Domenic’s belly clenched. Jeram had been Francisco’s prisoner, had been drugged and then tortured. He had been the unwilling victim of laran assault and had every reason to extract compensation, even revenge. Yet when Domenic glanced at his grandfather, he sensed the bond between Lew and Jeram, love and trust and something more.
“Just this,” Jeram said. “Only that whatever I find—a treatment, a vaccine, I hope—be made available without charge and to everyone, regardless of economic or social status, no special privileges for the Comyn or anyone else.”
“We have limited resources,” Donal protested, “and cannot send laran-trained healers to every person. For some, warm blankets and food will have to do. Certainly every life is worth saving, but how many might die needlessly from a rash action?”
Alanna flashed him a look, near defiance. “If it were our own people, if only Comyn got this wretched fever, we would find a way to save them all. Wouldn’t we? And if we could not, if we are so feckless and—an
d unresourceful, then I think we are not fit to rule.”
Lew reached out and patted her hand. “Well spoken, child.”

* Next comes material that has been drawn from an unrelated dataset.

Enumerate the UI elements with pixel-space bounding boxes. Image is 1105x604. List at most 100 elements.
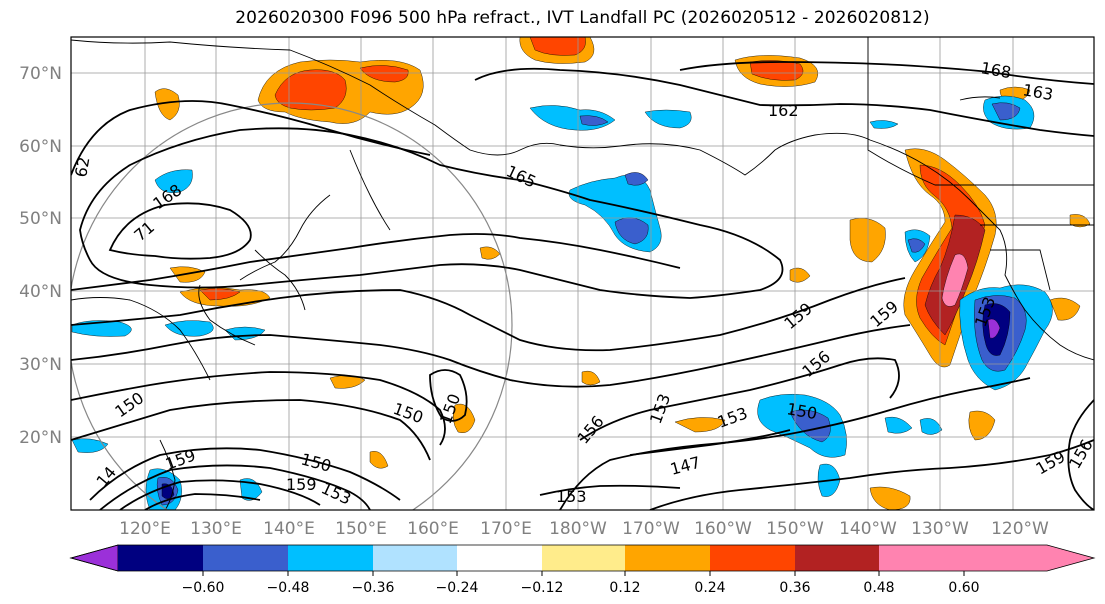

Illona had been listening, hands lightly clasped in her lap. “Alanna is right. I must go out among them—”
No, you must not risk yourself! She had not yet fully recovered from her fruitless attempt to save Marilla’s life.
“I will go out among them,” Illona repeated, her voice now carrying the icy authority of a Keeper, “even as I tended the man Garin in Nevarsin. Equal treatment for all is an honorable price, one that we all should be eager to pay.”
“Thank you, vai leronis,” Jeram said. “I promised myself that if there were some way to help those people, I would. I had no idea it might come in such a form.”
35
Marguerida leaned forward, her elbows braced on the conference room table, and rested her face in her hands. She had never felt comfortable in the Terran Headquarters complex, and now the air scoured her lungs and left her eyes red and itching. The ventilation system might remove the worst of the chemical stench, but it could not restore the natural sweetness of Darkovan air. Her head had gone beyond aching, her eyes refused to focus properly, and yet she searched on. What else could she do, with the pressure of foreboding pounding through her temples?
One more time… she thought wearily.
“Domna Marguerida?” came a man’s voice from the direction of the door.
Startled, she swiveled her chair around. It was that man, Jeram or Jeremiah Reed, whatever his name was, the one Francisco had paraded before the Council to support his charges. Silently, she swore to find whoever let Jeram in and flay him alive.
“What are you doing here?” she said.
Jeram stepped into the room, carrying an insulated bottle. “I brought you some coffee.”
Coffee! She could almost taste it, bitter and invigorating. The last of her own stores had been used up a year ago, and there would be no more. Darkover’s climate would not support the cultivation of coffee beans, only the ubiquitous jaco.